The architects of Badajoz’ congress centre would not have dreamt of this honour, even though they were convinced of their performance, but it went beyond their expectations. The Museum of Modern Art (MOMA) in New York recorded their new construction as among the 53 most significant of Spain’s edifices in the last 30 years. The MOMA unveiled each of theses works in the course of an exhibition. That is why illustrations of the congress centre are displayed together with works by Zaha Hadid and Jean Nouvel. This exhibition is not the first, and not at all the last, that pays a tribute to the Palaco de Congresos by José Selgas and Lucia Cano Laso. Even the stage and lighting in the auditorium were awarded with a prize. The seats of the main auditorium obtained one of the most important of Europe’s prizes for design in Stockholm. This room can hold approximately 900 people.
The Palacio does not fit in with where it is located, because it stands directly before the wide town wall dating from the 17th century. Like many other towns of the same period, Badajoz was provided with a new fortification based on the plans of the French engineer Vauban. Near this defiant town wall stands today a resplendent and friendly rotunda. When approaching the congress centre, you will realise that the building is not constructed near the town wall but in fact above it. The Palacio seems to have been put on the defence building, depriving it of its main function. Whenever press conferences are held in the auditorium, speakers sit turning their back to the defence wall and the attendants are in front of it. Anyone who has already visited the impressive town fortification knows how fresh and playful the new congress centre appears at this place.
The architecture of an edifice does not play an important role when there happens to be a fair taking place. In this respect, Badajoz has an advantage that it can be reached from all directions. It is 200 kilometres by car from Seville in the south and from Lisbon in the west. From Salamanca you drive 300 kilometres on a motorway on which you will never be stuck in traffic. There are flights several times a day from Madrid and Barcelona to Badajoz. Moreover, as a border town Badajoz has got plenty of hotel accommodation in all price ranges.

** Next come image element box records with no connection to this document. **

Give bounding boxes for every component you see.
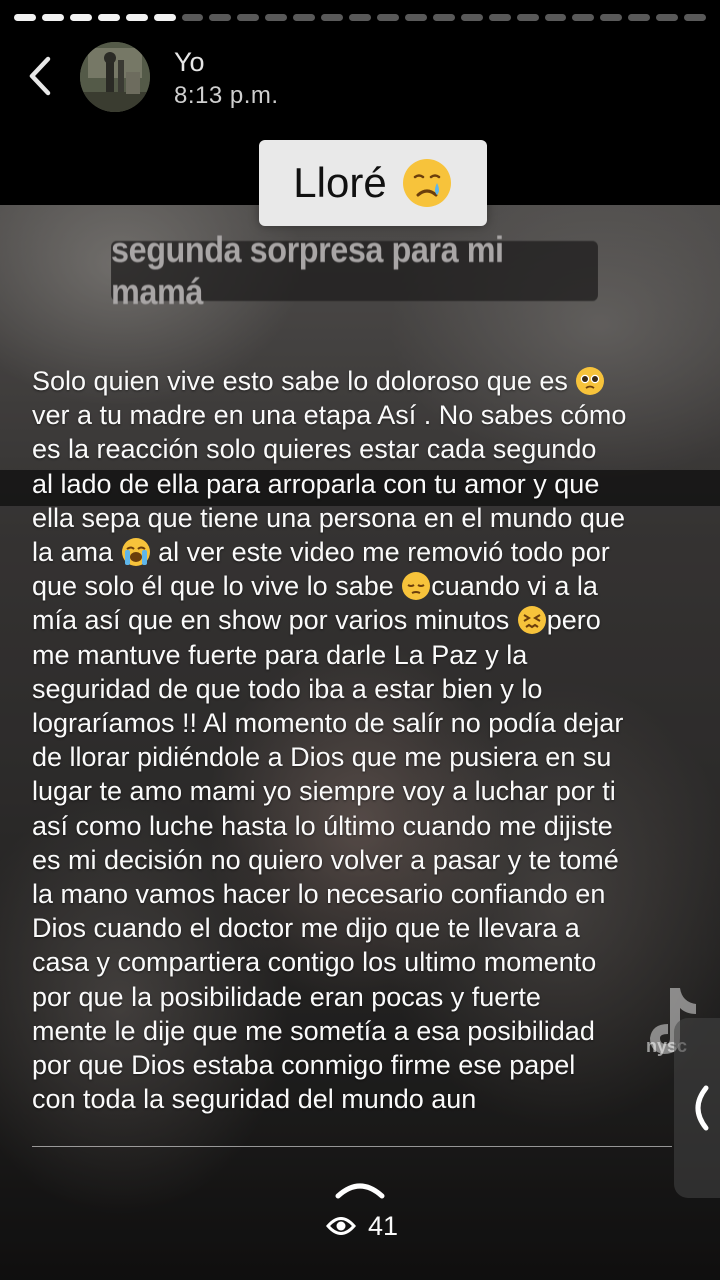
text-sticker-subtitle: segunda sorpresa para mi mamá (111, 229, 598, 312)
progress-segment (544, 14, 567, 21)
progress-segment (460, 14, 483, 21)
progress-segment (237, 14, 260, 21)
caption-divider (32, 1146, 672, 1147)
progress-segment (69, 14, 92, 21)
story-progress-bar (14, 14, 707, 21)
text-sticker-llore: Lloré (259, 140, 487, 226)
progress-segment (97, 14, 120, 21)
side-panel-handle[interactable] (674, 1018, 720, 1198)
caption-line: por que la posibilidade eran pocas y fue… (32, 981, 541, 1012)
caption-line: la ama al ver este video me removió todo… (32, 537, 610, 568)
progress-segment (432, 14, 455, 21)
loudly-crying-face-icon (121, 538, 150, 567)
view-count-group[interactable]: 41 (326, 1208, 398, 1244)
view-count: 41 (368, 1210, 399, 1241)
caption-line: me mantuve fuerte para darle La Paz y la (32, 639, 528, 670)
sticker-main-text: Lloré (293, 159, 387, 206)
progress-segment (488, 14, 511, 21)
caption-line: de llorar pidiéndole a Dios que me pusie… (32, 742, 612, 773)
progress-segment (181, 14, 204, 21)
caption-line: por que Dios estaba conmigo firme ese pa… (32, 1050, 576, 1081)
progress-segment (376, 14, 399, 21)
caption-line: lograríamos !! Al momento de salír no po… (32, 708, 624, 739)
caption-line: es la reacción solo quieres estar cada s… (32, 434, 597, 465)
chevron-up-icon (335, 1183, 385, 1199)
progress-segment (14, 14, 36, 21)
chevron-left-icon (695, 1085, 709, 1131)
progress-segment (349, 14, 371, 21)
pleading-face-icon (576, 367, 605, 395)
confounded-face-icon (517, 606, 546, 635)
progress-segment (600, 14, 623, 21)
progress-segment (656, 14, 679, 21)
progress-segment (41, 14, 64, 21)
expand-caption-button[interactable] (334, 1172, 386, 1202)
caption-line: así como luche hasta lo último cuando me… (32, 810, 613, 841)
back-button[interactable] (24, 54, 58, 98)
progress-segment (628, 14, 651, 21)
chevron-left-icon (29, 56, 51, 96)
caption-line: mente le dije que me sometía a esa posib… (32, 1015, 595, 1046)
caption-line: lugar te amo mami yo siempre voy a lucha… (32, 776, 616, 807)
story-caption: Solo quien vive esto sabe lo doloroso qu… (32, 364, 692, 1116)
progress-segment (572, 14, 595, 21)
story-viewer: Yo 8:13 p.m. Lloré segunda sorpresa para… (0, 0, 720, 1280)
caption-line: mía así que en show por varios minutos p… (32, 605, 601, 636)
author-avatar[interactable] (80, 42, 150, 112)
caption-line: la mano vamos hacer lo necesario confian… (32, 879, 606, 910)
progress-segment (265, 14, 288, 21)
caption-line: es mi decisión no quiero volver a pasar … (32, 844, 619, 875)
pensive-face-icon (402, 572, 431, 601)
progress-segment (125, 14, 148, 21)
caption-line: con toda la seguridad del mundo aun (32, 1084, 477, 1115)
progress-segment (153, 14, 176, 21)
progress-segment (684, 14, 707, 21)
caption-line: que solo él que lo vive lo sabe cuando v… (32, 571, 598, 602)
progress-segment (209, 14, 232, 21)
avatar-image (80, 42, 150, 112)
caption-line: Solo quien vive esto sabe lo doloroso qu… (32, 364, 692, 398)
progress-segment (404, 14, 427, 21)
eye-icon (326, 1217, 356, 1235)
caption-line: ella sepa que tiene una persona en el mu… (32, 502, 625, 533)
crying-face-icon (402, 159, 451, 207)
progress-segment (321, 14, 344, 21)
author-name[interactable]: Yo (174, 47, 205, 78)
caption-line: seguridad de que todo iba a estar bien y… (32, 673, 543, 704)
caption-line: al lado de ella para arroparla con tu am… (32, 468, 600, 499)
caption-line: casa y compartiera contigo los ultimo mo… (32, 947, 597, 978)
progress-segment (516, 14, 539, 21)
caption-line: Dios cuando el doctor me dijo que te lle… (32, 913, 580, 944)
caption-line: ver a tu madre en una etapa Así . No sab… (32, 400, 627, 431)
story-timestamp: 8:13 p.m. (174, 82, 279, 109)
progress-segment (293, 14, 316, 21)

The congress centre in Extremadura’s capital also has relatively the same features as those of Badajoz. The congress centre of Merida is located just five minutes from the motorway A66, which has recently been enlarged in the north of the city. The auditorium has a capacity of 1,000 seats and is equipped with an exhibition area of 900 square metres. Thus, exhibiting companies have enough space to comfortably present their products and ideas. Merida is also well prepared to receive a large numbers of guests. Hotels in the inner city can be easily reached in ten minutes by foot via the pedestrian bridge of the Guardiana. The congress centre by the riverside is also in good keeping with the ancient town constructions. The distance between the ancient Roman Bridge and the congress centre is so short that it can be walked during a lunch break.